各部屋は全て容赦無く焼かれ、城はボロボロに崩れ落ちていった。
火事の後に発見された巨大な地下室には、誰一人としていなかった。
一体なんのための地下室だったのだろうか…
それを発見した者たちは訝しんだ。
あるいはそこにあった財宝を目当てに強盗たちが襲撃したのかもしれない…
など、根も歯もない噂がしばらくあたりを賑わした。
魔導師が最後の転送を行う。
勇者たちは孤児院へと飛んだ。
「お帰りなさい。今ちょうど少し落ち着いたところです。子供たちはみんなかなり疲弊してましたから」
「はい。それと紹介しますね。今日からここの孤児院で働いてもらおうと思っています」
勇者がそう言って紹介したのは、豪商に無理やりメイドをやらされていた年の若い悪魔たちだった。今回の情報提供者でもあった。

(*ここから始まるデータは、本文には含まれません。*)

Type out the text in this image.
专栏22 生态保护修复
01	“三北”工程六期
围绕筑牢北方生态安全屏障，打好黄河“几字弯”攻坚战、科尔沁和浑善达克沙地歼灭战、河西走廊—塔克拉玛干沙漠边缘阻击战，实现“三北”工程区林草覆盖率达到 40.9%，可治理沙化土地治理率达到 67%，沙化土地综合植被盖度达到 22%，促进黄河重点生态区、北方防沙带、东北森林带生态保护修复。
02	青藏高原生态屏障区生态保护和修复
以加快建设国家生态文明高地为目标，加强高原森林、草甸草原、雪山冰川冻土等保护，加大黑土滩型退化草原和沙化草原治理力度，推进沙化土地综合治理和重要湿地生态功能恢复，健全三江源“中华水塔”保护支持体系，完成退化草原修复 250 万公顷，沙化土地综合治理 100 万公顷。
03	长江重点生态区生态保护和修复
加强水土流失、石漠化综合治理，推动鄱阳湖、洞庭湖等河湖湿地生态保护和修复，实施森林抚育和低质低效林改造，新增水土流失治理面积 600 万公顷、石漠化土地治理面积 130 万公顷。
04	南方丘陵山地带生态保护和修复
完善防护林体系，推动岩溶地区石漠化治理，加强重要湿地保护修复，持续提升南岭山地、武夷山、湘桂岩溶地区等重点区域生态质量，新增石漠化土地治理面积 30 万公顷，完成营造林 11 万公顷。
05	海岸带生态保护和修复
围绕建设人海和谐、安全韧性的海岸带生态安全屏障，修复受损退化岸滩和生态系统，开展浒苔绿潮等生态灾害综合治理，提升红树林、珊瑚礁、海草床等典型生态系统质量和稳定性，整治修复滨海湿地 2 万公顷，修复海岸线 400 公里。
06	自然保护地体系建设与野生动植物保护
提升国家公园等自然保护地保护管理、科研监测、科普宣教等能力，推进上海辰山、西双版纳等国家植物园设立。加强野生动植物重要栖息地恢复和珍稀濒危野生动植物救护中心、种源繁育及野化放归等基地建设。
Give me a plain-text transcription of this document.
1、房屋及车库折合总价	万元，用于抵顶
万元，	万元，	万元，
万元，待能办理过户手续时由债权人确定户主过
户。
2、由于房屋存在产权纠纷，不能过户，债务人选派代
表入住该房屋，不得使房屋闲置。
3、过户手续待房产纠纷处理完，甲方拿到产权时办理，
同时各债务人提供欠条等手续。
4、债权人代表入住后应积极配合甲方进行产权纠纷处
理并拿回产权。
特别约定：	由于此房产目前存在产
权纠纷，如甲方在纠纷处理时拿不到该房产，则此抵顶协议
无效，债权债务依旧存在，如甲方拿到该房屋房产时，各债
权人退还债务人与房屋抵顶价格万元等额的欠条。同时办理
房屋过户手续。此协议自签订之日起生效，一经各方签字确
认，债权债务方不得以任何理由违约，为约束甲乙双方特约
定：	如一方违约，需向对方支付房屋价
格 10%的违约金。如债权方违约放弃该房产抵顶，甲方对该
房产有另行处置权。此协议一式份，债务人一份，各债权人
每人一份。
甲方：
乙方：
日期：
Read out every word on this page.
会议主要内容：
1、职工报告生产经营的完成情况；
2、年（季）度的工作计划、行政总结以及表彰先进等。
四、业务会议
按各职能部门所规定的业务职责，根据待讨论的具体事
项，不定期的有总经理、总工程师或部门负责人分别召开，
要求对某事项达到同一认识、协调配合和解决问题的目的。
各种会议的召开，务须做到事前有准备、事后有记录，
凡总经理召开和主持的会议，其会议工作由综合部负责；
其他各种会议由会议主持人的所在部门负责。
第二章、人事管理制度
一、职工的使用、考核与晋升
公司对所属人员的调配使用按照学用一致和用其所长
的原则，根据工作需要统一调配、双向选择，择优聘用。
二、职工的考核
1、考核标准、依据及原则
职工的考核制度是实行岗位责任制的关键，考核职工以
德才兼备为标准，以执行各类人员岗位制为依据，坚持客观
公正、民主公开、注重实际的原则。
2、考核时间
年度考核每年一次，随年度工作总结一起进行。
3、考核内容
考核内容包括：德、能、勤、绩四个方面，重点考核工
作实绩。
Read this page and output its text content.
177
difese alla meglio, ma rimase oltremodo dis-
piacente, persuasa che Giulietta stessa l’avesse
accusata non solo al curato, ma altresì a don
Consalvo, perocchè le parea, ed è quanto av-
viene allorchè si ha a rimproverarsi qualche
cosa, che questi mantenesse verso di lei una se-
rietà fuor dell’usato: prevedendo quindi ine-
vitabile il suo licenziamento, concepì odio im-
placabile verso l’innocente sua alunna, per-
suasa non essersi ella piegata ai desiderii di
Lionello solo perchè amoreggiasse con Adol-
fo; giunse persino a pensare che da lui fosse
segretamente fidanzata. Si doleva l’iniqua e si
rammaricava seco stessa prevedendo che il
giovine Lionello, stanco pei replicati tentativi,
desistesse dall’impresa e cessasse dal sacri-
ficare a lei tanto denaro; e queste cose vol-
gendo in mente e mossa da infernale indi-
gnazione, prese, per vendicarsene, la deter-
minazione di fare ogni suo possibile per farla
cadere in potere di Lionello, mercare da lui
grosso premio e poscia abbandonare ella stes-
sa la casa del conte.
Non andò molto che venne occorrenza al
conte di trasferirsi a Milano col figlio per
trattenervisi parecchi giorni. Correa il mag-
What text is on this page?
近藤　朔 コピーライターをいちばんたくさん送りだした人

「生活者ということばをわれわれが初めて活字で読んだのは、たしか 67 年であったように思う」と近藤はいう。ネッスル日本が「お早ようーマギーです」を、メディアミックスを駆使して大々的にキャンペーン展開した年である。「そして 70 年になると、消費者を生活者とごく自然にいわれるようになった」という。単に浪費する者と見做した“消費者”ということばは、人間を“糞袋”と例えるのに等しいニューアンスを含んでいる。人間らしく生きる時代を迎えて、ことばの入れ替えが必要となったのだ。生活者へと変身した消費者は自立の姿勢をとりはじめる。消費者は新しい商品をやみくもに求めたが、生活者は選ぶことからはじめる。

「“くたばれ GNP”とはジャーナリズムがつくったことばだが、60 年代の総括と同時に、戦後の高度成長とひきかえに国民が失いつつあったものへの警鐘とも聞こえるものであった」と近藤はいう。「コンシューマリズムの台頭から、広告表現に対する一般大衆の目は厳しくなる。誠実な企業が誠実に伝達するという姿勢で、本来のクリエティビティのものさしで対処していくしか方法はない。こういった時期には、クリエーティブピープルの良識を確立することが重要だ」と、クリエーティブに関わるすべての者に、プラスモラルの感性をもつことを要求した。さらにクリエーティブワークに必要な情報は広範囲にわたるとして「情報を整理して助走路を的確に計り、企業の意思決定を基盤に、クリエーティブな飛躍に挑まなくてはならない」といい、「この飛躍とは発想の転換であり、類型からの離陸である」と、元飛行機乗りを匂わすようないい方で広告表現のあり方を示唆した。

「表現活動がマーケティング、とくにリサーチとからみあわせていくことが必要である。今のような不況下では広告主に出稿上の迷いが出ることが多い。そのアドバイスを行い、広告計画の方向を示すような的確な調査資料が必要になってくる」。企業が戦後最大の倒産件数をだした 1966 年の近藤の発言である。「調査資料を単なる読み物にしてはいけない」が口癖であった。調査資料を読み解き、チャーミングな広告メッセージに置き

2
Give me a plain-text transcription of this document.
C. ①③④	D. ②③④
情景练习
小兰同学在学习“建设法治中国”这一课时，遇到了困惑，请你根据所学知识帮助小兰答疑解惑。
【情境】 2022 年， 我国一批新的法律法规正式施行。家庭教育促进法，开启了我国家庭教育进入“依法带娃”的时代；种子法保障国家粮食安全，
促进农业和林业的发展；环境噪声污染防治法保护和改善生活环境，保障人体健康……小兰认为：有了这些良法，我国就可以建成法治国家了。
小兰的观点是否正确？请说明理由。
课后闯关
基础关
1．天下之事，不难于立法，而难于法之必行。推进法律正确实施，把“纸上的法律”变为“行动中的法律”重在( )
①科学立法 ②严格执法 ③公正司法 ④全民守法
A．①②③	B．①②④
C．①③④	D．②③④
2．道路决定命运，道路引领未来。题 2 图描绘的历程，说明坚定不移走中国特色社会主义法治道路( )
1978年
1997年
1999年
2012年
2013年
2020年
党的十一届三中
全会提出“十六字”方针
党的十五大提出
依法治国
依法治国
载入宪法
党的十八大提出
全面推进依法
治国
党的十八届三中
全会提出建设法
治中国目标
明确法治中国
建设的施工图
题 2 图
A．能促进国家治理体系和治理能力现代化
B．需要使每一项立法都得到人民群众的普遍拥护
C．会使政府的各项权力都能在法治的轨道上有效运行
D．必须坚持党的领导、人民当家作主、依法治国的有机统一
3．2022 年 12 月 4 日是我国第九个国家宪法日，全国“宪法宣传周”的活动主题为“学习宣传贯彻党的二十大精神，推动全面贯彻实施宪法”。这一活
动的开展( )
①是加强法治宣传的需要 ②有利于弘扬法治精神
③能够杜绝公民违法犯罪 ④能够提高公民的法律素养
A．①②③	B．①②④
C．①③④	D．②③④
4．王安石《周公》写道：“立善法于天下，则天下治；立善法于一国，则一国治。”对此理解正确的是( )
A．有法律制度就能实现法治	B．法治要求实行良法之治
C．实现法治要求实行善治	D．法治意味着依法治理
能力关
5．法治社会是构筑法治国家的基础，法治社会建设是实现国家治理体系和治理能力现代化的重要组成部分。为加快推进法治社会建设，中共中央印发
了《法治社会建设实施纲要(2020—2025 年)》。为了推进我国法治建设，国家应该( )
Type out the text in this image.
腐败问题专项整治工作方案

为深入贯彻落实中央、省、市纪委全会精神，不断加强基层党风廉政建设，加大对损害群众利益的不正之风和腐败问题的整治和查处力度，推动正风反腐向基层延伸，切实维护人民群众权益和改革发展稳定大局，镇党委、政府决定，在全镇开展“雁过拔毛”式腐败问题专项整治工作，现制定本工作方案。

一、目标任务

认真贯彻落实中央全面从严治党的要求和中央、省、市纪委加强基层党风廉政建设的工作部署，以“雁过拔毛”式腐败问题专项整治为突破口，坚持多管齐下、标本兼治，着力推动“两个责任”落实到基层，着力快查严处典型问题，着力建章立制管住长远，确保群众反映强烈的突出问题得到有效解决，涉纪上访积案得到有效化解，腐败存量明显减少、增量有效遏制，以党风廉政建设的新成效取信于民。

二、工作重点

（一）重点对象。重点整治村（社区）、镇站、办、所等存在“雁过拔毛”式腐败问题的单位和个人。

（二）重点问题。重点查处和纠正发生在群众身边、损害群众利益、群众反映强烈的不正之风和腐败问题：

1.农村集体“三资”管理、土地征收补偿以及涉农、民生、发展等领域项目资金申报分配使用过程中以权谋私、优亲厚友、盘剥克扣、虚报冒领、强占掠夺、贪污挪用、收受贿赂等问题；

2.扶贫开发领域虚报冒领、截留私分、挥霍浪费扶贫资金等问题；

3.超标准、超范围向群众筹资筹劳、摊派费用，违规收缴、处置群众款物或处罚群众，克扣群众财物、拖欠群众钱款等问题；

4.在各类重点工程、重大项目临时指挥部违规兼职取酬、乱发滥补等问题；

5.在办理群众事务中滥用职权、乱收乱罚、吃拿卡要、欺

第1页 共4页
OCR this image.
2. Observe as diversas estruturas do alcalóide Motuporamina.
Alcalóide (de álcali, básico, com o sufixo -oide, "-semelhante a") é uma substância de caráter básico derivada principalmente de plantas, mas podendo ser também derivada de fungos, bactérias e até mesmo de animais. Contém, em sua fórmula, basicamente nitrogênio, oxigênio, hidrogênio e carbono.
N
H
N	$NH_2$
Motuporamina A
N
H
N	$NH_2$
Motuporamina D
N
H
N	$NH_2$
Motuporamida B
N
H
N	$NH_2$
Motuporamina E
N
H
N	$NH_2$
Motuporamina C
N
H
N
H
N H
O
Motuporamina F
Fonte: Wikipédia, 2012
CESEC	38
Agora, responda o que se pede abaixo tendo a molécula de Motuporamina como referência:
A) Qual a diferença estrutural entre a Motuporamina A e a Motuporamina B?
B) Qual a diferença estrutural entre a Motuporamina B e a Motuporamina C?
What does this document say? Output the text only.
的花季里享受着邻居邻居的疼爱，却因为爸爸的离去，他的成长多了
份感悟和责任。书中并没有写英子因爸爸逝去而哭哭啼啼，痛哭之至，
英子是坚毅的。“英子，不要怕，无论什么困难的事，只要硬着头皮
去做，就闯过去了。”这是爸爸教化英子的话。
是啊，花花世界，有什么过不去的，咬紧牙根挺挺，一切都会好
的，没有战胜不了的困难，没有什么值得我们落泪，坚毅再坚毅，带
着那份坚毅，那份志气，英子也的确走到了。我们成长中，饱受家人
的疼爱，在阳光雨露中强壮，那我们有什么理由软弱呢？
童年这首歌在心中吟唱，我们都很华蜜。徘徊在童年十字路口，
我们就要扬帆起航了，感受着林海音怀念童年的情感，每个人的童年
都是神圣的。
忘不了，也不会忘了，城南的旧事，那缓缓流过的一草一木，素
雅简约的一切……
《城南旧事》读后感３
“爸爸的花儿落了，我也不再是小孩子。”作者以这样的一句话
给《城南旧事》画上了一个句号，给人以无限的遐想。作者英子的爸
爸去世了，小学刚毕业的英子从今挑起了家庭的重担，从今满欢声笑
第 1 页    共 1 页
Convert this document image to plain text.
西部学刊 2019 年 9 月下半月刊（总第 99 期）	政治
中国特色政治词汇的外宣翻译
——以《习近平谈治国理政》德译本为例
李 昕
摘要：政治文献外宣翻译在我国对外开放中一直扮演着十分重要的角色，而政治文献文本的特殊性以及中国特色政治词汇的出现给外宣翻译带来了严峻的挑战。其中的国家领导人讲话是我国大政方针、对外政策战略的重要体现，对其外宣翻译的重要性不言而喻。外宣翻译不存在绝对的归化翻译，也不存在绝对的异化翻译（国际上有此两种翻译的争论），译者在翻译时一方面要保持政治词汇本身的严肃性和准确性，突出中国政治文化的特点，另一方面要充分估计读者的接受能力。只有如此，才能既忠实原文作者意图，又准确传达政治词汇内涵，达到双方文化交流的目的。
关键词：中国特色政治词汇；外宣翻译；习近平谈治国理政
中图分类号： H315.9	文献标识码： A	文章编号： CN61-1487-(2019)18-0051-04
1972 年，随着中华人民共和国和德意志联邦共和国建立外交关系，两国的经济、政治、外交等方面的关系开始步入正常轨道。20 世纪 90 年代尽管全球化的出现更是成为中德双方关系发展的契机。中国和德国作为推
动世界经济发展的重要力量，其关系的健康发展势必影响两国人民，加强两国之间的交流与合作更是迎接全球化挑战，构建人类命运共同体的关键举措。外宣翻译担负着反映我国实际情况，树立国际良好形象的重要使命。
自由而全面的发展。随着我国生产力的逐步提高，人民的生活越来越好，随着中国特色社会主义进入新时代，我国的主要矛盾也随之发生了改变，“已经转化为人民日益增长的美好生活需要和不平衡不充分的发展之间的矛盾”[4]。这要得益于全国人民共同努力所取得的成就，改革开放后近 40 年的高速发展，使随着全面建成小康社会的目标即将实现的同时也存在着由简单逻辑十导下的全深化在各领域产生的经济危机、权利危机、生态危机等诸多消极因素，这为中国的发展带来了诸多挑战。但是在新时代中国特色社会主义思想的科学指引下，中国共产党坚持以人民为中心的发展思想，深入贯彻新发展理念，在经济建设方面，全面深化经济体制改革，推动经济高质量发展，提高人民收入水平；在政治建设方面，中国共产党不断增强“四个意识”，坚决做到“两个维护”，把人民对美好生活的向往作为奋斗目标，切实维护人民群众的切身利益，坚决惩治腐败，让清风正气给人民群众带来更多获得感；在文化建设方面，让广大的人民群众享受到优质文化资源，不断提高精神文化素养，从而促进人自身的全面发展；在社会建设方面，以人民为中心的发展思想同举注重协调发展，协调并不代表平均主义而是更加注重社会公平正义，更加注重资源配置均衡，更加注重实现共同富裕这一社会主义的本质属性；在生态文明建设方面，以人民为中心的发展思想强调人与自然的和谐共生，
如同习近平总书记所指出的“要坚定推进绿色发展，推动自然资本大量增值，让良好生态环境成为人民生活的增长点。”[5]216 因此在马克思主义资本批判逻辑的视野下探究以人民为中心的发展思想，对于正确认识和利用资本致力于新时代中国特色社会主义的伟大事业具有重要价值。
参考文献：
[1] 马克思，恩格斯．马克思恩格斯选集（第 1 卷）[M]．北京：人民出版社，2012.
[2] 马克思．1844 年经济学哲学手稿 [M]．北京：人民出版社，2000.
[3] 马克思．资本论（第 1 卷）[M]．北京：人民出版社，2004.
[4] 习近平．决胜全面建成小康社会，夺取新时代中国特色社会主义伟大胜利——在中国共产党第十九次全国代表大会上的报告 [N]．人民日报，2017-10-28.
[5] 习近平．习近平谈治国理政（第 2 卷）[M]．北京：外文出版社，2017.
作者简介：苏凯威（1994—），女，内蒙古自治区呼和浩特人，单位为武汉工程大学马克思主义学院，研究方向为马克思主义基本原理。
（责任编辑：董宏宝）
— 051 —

「今日からよろしくお願いしますね。まずはゆっくりと、休んでください」
先生とメイドたちは挨拶を済ませ、これからの勤め先となる新しい孤児院を案内するため中に入っていった。
「うまくいったね」
「ありがとうございました」
「いやいや〜。なんだか久しぶりに働いた気がするな〜。いい気分転換にもなったよ」
「約束の日取りはいつがいいですか?」
「いつでも、いいお店が見つかり次第、君が望む日で構わないよ。私は自由気ままに町にいるから」
「わかりました」
「あ〜、楽しみだなぁ。デート」
魔導師はリングに包まれ消えた。
空間魔術の便利さを体感した勇者は、もう一人の師匠に感謝しつつ孤児院へと戻った。